The effectiveness of the quinazolinone alkaloids against ants has never been tested, but the stickiness of the Glomeris marginata secretion has been observed to “quickly immobilize” ants (Eisner et al. 2005). However, quinazolinones cause vomiting in toads, partial hypnosis in birds, and partial paralysis in mice (Schildknecht and Wenneis 1967a). Carrell and Eisner (1984) found that glomerin, and especially homoglomerin, were active as antifeedants against wolf spiders, but at a much lower dosage than was needed to completely sedate the spiders of the same size; in fact, spiders which rejected Glomeris marginata without killing or feeding on the millipedes often became sedated. That spiders (and perhaps other arthropods) might be the targets of glomerins is suggested by the fact that closely related compounds such as arborine, a quinazolinone from a plant, and methaqualone, a synthetic sedative, do not sedate spiders (Carrell et al. 1984). Both are sedative to vertebrates (Dey and Chatterjee 1967, Inaba et al. 1973).

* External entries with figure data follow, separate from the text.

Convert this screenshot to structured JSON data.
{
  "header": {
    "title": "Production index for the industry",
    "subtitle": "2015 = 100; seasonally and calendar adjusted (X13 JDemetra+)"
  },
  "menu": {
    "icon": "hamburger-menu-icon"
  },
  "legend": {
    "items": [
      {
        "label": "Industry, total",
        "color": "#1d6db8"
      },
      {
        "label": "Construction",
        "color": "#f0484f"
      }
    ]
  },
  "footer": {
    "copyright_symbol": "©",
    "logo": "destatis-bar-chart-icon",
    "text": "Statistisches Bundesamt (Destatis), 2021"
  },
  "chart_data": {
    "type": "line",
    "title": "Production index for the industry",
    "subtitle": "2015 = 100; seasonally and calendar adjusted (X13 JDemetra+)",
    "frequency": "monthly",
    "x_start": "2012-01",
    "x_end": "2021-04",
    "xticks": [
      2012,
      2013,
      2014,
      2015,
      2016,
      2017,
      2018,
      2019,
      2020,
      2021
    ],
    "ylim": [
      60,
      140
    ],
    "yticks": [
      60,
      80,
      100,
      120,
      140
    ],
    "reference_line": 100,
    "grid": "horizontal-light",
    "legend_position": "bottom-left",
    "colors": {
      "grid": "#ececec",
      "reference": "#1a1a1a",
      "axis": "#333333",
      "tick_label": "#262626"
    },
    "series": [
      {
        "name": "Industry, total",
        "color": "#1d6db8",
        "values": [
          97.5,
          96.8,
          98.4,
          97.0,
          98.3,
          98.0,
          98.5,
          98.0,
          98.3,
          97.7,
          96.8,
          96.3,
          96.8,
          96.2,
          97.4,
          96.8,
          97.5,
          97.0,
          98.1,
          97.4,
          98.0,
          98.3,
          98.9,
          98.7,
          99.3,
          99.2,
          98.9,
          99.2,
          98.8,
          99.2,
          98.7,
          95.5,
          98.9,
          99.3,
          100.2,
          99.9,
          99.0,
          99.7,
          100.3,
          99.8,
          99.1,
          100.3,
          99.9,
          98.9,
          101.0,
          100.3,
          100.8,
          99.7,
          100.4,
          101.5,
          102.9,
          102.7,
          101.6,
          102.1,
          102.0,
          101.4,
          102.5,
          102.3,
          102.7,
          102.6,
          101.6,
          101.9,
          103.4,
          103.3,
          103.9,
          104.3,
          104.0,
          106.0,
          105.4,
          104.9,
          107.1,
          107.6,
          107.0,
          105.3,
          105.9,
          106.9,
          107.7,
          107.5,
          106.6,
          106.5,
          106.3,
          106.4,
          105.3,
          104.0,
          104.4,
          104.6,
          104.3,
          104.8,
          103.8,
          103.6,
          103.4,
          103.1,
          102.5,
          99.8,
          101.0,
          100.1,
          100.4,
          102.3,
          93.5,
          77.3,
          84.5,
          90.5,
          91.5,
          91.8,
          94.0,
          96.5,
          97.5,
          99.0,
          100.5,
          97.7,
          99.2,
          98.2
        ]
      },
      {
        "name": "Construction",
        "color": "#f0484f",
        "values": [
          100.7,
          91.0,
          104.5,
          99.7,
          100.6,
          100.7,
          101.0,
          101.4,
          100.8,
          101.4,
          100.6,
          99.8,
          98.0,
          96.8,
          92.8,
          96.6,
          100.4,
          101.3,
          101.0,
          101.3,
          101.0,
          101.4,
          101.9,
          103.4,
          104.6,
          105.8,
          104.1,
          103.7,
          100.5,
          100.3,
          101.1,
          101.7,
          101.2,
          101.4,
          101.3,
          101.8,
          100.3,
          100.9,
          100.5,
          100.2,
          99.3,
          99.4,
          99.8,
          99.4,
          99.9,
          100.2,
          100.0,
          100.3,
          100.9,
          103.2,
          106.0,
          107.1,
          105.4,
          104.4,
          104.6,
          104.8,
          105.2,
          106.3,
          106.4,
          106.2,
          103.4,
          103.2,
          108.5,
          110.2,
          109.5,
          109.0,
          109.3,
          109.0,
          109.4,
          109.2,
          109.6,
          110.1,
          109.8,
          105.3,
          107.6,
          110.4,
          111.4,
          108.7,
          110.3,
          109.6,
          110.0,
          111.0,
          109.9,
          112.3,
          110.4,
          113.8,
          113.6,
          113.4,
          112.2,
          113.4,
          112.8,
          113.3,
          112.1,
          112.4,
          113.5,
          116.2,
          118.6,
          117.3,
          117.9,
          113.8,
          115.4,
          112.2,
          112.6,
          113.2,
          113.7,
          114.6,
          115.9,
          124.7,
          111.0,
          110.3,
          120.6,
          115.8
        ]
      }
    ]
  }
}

However, it is worth noting that Glomeris marginata is native to Europe (see Heath et al. 1974 for data on life history), while the spider used in predation tests by Carrell and Eisner (1984) and in sedation studies by Carrell et al. (1984), Hogna ceratiola (Gertsch & Wallace, 1935), is endemic to scrub habitats in central Florida, USA. The effects of glomerins have not been tested against potential invertebrate predators of Glomeris marginata in its native habitat, though lycosid spiders large enough to attack Glomeris marginata occur there.

In keeping with its dark, obscure habitat, Onomeris sinuata shows no signs of aposematic coloration and probably is not a target of visually hunting predators, as it rarely appears above the surface of the leaf litter. Our live specimens consistently fled light and concealed themselves in available litter. Aposematism is indicated for many Glomeris species, with classic coloration in shiny black offsetting bright yellow, orange or red spots and bands, though Glomeris marginata is not obviously aposematic compared to congeners such as Glomeris humbertiana Saussure, 1893 or Glomeris connexa C.L. Koch, 1847 (Demange 1981, see color plate III). Carrel and Eisner (1984) and Carrellet al. (1984) speculated on the significance of supposed aposematism in Glomeris marginata. Typically, aposematic prey survives a predatory attack and the predator becomes “educated” in the avoidance of similar prey. However, Glomeris marginata individuals were often killed by Hogna ceratiola spiders before the spider dropped them or became sedated. Further, the sedation would almost always be fatal to the spiders in nature because they would become vulnerable to their own predators, especially to the ever-present ants (Eisner et al. 2005 picture such a spider under attack by ants). Thus Carrell and Eisner questioned how aposematism would work in this system, eventually suggesting that since millipedes have limited mobility, members of the same species in the same area may be related, and therefore the “sacrifice” of some individuals in the population could help relatives that carry some of the same genes. There are two flaws in this scenario. One is that there has been no demonstration that even spiders that survive an encounter with Glomeris marginata have been conditioned at all; in fact learning by spiders is very limited. We think it more likely that the rather poorly marked aposematism of Glomeris marginata is directed to visually hunting vertebrate predators in its native habitat. The second flaw, of course, is that Hogna ceratiola could not be a natural predator of Glomeris marginata because the two species occur an ocean away from each other. Thus tests involving this spider have only a suggestive significance.

More work is required to understand the significance of the presence of glomerin and homoglomerin in Onomeris sinuata secretions, especially to determine likely predators of the millipede and the effects, if any, of the secretion against them. We also need to understand why the millipedes seem so reluctant to produce their chemical defense when treated roughly in a way that immediately would cause other species to do so.